What this highlights is a number of interesting insights into how memory works and how it, in some ways does ‘cheat’.
When we see events, we don’t record them in memory. What we remember is snapshots of images and emotions where those images and emotions have meaning and significance to us. So a child watching in 1972 would remember the exciting bits with the Daleks but not the boring bits with the politicians at UNIT HQ.
But since the programme consisted of four 25 minute episodes broadcast over four weeks and never seen again, the child’s re-imagining of what they thought they’d remembered becomes part of the memory. At that time, there were few books and magazines about Doctor Who so any reference such as in the Radio Times (Day of the Daleks was heralded with an exciting illustration on the front cover) would have been memorable and that would have been incorporated into the memory of the events. As too would be the novelisation of the story, published a few years later which differed in many respects to the broadcast story (it could afford to many more than just three Daleks in the final scene). This is known as ‘blended memory’ where various sources are mixed together to form what appears to be a single memory.
So was John Nathan-Turner was right all along? The memory does ‘cheat’ in a way. What it shows it that a compelling story can act as a trigger or seed for the imagination which will them embellishes it to form a more exciting and memorable memory worth remembering.
Most people today tend to live ‘literal’ lives, hell bent on thinking that there is one ‘truth’ and that there is only one all-encompassing meaning to everything. Most people are reductionist and anti-paradoxical, searching for and expecting cold facts, thinking that bare logic is better than personal meaning and experiential significance. I believe they are wrong.

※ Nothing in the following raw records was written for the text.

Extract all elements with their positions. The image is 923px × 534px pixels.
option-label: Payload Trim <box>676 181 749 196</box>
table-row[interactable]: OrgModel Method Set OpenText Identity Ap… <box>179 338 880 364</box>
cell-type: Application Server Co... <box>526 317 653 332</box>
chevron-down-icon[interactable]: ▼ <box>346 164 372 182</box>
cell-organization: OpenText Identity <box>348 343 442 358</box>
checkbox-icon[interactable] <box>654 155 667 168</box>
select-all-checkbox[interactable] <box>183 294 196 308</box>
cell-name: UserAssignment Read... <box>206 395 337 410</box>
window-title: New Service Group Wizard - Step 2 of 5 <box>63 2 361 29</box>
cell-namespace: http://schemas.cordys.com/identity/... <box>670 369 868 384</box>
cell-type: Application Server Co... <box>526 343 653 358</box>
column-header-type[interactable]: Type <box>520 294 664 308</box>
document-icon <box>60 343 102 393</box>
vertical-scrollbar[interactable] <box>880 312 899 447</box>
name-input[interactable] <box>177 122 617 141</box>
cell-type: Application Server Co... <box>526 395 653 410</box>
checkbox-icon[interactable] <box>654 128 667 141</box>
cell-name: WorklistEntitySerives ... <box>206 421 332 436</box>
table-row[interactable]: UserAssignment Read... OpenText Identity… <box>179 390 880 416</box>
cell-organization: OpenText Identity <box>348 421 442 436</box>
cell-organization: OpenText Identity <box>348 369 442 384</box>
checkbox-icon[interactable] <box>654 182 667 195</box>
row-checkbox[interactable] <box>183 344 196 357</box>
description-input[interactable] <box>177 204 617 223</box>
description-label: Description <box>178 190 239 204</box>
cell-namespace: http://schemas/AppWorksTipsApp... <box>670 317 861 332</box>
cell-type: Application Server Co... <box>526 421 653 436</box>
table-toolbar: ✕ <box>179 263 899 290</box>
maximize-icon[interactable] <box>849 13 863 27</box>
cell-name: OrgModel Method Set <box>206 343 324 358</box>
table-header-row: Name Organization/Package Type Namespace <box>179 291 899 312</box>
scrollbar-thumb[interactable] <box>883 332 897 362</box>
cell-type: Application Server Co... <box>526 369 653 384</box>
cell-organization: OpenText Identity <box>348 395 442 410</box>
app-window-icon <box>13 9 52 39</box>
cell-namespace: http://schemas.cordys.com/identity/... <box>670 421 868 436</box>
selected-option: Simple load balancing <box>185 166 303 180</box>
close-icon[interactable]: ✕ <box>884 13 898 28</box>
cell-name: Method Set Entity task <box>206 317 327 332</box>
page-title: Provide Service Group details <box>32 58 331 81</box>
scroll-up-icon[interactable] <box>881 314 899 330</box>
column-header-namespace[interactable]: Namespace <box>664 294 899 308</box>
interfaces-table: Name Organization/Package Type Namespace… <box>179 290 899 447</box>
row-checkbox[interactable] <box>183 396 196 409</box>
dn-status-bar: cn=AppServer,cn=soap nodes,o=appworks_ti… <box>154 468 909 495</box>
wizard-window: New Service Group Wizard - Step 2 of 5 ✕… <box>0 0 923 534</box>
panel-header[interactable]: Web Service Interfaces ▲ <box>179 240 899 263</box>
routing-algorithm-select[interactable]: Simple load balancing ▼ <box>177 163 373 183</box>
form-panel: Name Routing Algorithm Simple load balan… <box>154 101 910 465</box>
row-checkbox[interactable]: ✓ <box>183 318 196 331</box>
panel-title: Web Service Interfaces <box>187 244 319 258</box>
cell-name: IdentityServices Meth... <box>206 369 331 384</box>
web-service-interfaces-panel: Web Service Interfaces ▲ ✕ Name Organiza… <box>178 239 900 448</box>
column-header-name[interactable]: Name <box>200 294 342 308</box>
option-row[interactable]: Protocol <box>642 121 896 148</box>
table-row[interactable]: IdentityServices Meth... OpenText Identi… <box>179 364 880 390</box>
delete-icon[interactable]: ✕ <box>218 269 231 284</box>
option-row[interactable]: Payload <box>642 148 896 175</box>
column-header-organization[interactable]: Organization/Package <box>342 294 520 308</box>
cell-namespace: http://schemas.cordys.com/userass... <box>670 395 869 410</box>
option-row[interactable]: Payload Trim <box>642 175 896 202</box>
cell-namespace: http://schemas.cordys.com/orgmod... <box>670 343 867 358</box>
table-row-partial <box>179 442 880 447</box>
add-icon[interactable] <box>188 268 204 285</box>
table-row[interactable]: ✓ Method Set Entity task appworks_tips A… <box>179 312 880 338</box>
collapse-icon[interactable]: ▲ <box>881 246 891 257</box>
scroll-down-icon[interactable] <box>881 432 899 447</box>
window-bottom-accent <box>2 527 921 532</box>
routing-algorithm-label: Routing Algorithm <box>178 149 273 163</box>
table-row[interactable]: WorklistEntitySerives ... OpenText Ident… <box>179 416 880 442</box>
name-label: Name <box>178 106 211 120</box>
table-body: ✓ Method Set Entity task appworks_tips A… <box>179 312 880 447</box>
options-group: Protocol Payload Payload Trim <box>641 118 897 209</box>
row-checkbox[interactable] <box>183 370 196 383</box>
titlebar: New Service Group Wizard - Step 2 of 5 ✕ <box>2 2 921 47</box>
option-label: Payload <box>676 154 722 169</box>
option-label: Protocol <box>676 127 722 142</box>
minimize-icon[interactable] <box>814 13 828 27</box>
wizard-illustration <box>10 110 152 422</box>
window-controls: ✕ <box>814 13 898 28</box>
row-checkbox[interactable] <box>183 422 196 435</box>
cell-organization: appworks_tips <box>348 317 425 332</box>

I’ve used Doctor Who as an example here, because it’s a clear example for me to explain, but I could have used anything that creates memory and fires imagination such as football, religion or music, all of which are enveloped in magic, myth and paradox.
Is Doctor Who and the Day of the Daleks an irrelevant, old-fashioned, poorly produced an conceived children’s programme that is as corny and unbelievable as it is boring? Or is it an exiting adventure about the dangers of time travel, the nature of terrorism and freedom fighters, and the fear of totalitarianism?
It is of course both and neither depending on its personal connection to your imagination (as with everything). The memory doesn’t ‘cheat’ at all – it creates our reality from the meaning and significance of the events that happen to us.
We need to face the fact that there is no truth, and no real shared reality except the ones we create which are always slightly different from each other. How can anyone of us every be so sure that we’ve got it right when there can only ever be our own interpretation of reality. Perhaps if we realised this and accepted it, just maybe we’d all get along just a bit better.